In my java web application when I upload a Zip file (thread dump), I get inputstream
in servlet. I use the Zip4j library to unzip the file and then write it into a file. This zip file has multi encoded content (UTF-8, windows-1252, ISO-8859-1, ISO-8859-2, IBM424_rtl). When I open the output file, I see some characters like this Mac OS X 2 € ² ATTR ² ˜
Here is a sample code. Can you please let me know how can I fix this issue?

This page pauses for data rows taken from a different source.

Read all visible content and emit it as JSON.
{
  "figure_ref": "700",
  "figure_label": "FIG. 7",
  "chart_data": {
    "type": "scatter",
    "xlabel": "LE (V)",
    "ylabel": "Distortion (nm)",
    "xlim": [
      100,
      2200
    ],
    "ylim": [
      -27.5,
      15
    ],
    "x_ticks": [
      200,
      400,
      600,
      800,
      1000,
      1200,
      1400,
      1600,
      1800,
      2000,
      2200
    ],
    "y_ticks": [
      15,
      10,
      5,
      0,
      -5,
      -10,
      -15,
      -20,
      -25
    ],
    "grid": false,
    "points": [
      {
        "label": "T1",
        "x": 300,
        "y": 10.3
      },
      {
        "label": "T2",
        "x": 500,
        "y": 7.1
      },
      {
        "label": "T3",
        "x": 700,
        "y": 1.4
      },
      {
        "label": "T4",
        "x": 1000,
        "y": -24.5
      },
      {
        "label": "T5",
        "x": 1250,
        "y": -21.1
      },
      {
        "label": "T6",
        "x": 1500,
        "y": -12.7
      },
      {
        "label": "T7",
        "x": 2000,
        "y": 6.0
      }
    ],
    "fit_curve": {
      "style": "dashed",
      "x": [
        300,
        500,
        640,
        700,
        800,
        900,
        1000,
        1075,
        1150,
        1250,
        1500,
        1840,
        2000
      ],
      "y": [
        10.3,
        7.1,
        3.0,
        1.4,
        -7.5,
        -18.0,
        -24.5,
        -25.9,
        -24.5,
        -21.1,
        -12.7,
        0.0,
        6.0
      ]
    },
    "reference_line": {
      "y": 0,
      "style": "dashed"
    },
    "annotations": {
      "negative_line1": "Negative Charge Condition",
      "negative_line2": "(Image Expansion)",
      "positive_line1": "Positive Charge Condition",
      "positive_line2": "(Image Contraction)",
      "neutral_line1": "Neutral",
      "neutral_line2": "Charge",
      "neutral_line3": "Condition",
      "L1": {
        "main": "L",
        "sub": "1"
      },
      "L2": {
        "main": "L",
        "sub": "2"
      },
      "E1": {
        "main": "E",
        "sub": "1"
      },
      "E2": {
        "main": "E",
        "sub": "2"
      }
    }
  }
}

// Using Zip4j library to uncompress ZIP format
ZipInputStream zis = new ZipInputStream(iStream);
FileOutputStream zos = new FileOutputStream("output_file.txt");
ByteArrayOutputStream out = new ByteArrayOutputStream();
LocalFileHeader localFileHeader = zis.getNextEntry();
while (localFileHeader != null) {
if(localFileHeader.isDirectory()) {
localFileHeader = zis.getNextEntry();
continue;
}
IOUtils.copy(zis, out);
localFileHeader = zis.getNextEntry();
}
InputStreamReader isr = new InputStreamReader(new ByteArrayInputStream(out.toByteArray()));
BufferedReader reader = new BufferedReader(isr);
String str;
while ((str = reader.readLine()) != null) {
// This is a custom method that will return the charset of the input string using apache tikka library
String encoding = CharsetDetector.detectCharset(str);
zos.write(str.getBytes(encoding));
zos.write("\n".getBytes());
}
isr.close();
reader.close();
zos.close();
zis.close();
// Method is used to detect charset
public static String detectCharset(String text) throws IOException {
org.apache.tika.parser.txt.CharsetDetector detector = new org.apache.tika.parser.txt.CharsetDetector();
detector.setText(text.getBytes());
String charset = detector.detect().getName();
return charset;
}
Note: I am running application on windows machine.
Thanks in advance!